Metadata-Version: 2.4
Name: rb-deeplearning-lib
Version: 0.0.2
Summary: This is a machine learning--more specifically deep learning--library from my independent study on deep learning. This library is both a result of my learning and a tool for AI development.
License-Expression: MIT
Project-URL: Homepage, https://github.com/rylan-berry/DeepLearningIndependentStudy/tree/main/deeplearning_package
Requires-Python: >=3.8
Description-Content-Type: text/markdown
License-File: LICENSE
Requires-Dist: numpy>=2.0
Dynamic: license-file

# Deeplearning Package

## Overview

This package is designed to be similar to the PyTorch system of a building block system. Providing the functions that can be mixed, matched, and customized as pleased for any given model. This library is bare bones and only includes the few methods and ideas I learned about while studying *Deep Learning* by Ian Goodfellow et. al.. AI was used in the project, but it was used sparingly.

## Modules

This project has three main modules:

* `autogradient.py`  
* `sequence.py`  
* `neural_net.py`

All of which are automatically part of the initial import of the package.

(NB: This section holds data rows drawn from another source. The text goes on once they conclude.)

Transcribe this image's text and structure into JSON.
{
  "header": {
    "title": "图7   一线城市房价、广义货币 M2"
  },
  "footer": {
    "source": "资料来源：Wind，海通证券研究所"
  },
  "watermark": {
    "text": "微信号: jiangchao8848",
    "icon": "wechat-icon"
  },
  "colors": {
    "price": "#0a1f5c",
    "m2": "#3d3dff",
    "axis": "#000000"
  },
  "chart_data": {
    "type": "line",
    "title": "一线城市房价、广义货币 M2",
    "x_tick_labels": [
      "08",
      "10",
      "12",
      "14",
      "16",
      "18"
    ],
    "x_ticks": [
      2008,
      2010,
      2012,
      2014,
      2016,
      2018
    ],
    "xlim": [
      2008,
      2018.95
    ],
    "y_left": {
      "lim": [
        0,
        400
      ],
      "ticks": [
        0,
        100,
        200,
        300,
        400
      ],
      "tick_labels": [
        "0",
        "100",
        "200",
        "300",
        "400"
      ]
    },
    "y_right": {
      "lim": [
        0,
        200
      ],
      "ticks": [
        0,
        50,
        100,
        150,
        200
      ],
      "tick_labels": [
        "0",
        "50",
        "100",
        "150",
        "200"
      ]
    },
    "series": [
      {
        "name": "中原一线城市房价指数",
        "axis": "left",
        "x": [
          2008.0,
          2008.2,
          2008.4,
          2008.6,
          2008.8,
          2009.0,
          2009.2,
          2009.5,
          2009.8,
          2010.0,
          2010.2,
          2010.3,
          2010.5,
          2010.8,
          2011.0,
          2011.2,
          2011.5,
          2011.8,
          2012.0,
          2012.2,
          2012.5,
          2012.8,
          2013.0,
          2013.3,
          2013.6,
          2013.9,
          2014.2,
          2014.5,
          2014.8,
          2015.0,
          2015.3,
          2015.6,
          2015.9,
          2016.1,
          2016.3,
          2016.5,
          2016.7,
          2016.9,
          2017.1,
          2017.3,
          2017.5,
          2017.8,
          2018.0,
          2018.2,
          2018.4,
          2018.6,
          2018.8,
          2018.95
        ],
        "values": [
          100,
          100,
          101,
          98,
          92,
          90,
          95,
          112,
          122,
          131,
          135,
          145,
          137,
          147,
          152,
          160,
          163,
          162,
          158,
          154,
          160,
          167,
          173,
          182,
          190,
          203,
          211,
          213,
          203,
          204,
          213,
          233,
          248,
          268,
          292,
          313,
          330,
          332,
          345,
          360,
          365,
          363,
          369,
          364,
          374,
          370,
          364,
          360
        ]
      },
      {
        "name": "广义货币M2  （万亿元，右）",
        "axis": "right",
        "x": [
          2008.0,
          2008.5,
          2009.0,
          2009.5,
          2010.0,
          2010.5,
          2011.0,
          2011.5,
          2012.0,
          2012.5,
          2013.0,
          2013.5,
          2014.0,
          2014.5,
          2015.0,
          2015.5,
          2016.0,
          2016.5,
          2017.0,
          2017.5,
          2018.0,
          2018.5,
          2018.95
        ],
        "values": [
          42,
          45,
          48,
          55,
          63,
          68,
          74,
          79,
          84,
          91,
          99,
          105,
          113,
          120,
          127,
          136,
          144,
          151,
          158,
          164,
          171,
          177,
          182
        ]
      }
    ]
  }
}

## Making and Running a Model

When creating a model, use the Model class, which runs most of the functions included in the package itself. The first argument is a list of layers or blocks, each element is the steps in the network. These steps can be a Dense, Layer, or Dropout blocks (more will be made), a Dense is just multiple layers stacked back to back.   
Training a model is done through: def train(epochs, x\_t, y\_t, x\_v, y\_v, val\_run=1, l\_rate=0.01, \_lambda\=0.1, batch\_size \= None)  
Where epochs is the number of times you train through the data, the \#\_t means training data and \#\_v means validation data, x means input, y means output, val\_run is the epochs between when you want to test the validation data, l\_rate is the learn rate, \_lambda is a hyperparameter that determines the strength of the penalty functions, and batch\_size determines how large batches will be (if the batch size isn’t a multiple of the data size then it will still run, there is just a smaller batch then the others). 

## Dependencies

The auto gradient–which is used for back propagation–relies heavily on **numpy**.